The path to U.S. citizenship for Jack wasn’t instant or easy, however. Jack’s passion for teaching led him to a full-time faculty position where his university sponsored him for a permanent residence status (a green card). Beyond the long wait periods – driven in part by national green card quota limitations of less than 200,000 annually – U.S. citizenship pursuit is a complex process requiring special legal counsel for even the most learned among us to successfully navigate. Five years after receiving green cards, Jack and his wife applied to become US citizens and were granted citizenship in 2010.

The most difficult obstacle for Jack to overcome as he anticipated each milestone along his path, however, was the legal restriction imposed on him to accept employment outside the organization that sponsored him for the green card. Jack said no to several paid consulting opportunities that could benefit the community. With a strong desire to give back to the country that gave him the opportunity to launch a meaningful career, he wasted no time engaging in a myriad of community service-based activities for free. Jack worked with several churches and a retirement home for Catholic nuns to improve their performance management systems to better serve parishioners and resident retirees, and leveraged his non-citizen, foreign status and perspectives to lead the diversity council for the Society for HR Management.

The path to U.S. citizenship literally takes a village. Jack shares that his hard won status was not the work of one person or resource—it took the effort of an entire community. That included vitally important government program support that granted him access to gainful full-time employment, the strong support his universities provided him to succeed academically, and his U.S. employer’s approval of his citizenship application—fueled by its faith in Jack’s talents and ability to meaningfully contribute to society.

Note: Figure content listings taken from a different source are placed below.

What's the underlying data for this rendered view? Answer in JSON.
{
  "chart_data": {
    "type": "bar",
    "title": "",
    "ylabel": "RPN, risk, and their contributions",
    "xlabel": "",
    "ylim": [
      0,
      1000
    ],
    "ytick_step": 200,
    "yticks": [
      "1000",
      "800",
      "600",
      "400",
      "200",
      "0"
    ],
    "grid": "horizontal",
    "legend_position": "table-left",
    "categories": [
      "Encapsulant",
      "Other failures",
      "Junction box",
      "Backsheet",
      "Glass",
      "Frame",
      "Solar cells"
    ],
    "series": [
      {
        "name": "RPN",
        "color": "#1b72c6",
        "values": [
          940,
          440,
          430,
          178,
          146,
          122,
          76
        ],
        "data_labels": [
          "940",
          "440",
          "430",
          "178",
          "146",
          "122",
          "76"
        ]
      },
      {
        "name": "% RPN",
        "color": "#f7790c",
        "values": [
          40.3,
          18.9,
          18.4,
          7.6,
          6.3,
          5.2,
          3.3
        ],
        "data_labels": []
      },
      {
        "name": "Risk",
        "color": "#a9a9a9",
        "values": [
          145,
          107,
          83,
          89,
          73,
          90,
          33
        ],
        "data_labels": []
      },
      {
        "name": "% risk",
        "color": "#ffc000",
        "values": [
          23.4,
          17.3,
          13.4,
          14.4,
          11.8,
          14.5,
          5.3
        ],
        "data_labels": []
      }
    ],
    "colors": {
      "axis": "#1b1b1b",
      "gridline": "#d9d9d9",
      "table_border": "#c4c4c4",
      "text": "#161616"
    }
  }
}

Jack’s favorable impact as a first generation immigrant on the larger community has been substantial. Beyond the pro bono work he contributed early in his academic career, he has dedicated his entire professional life to giving back to the community. As a staunch advocate for students of every walk of life and corner of the world, Jack ensures their success through his tireless work driving progressive improvements in academic innovation. “I’ve seen a lot of students come through the same path I did. I see how they struggle with language, culture, and change, and supporting their success is very meaningful and rewarding to me,” he says. As the CAO driving academic innovation across five TCS partner colleges, Jack’s is squarely focused on helping each of our institutions advance student success and community impact. The reach of his outcome-changing work also knows no bounds, as he is regularly tapped for media interviews in Thailand that give Thai students valuable strategies to improve themselves through U.S. education.

Reflecting on his American experience to date, Jack adds, “My wife and I can both advance our dreams as we wished. I see no limitations here—the U.S. is truly the land of opportunity, and the American dream can happen to anyone. I went from knowing no English at 24 to earning a Master’s and Doctorate, grew in my ability to meaningfully serve others, fulfilled my career goals, and made a comfortable home for my family.” Jack’s work creating tomorrow’s Agents of Change epitomizes our founding American values. He is also a vital thread in the rich, culturally diverse tapestry of our System, and precisely what makes us The Community Solution in Higher Education!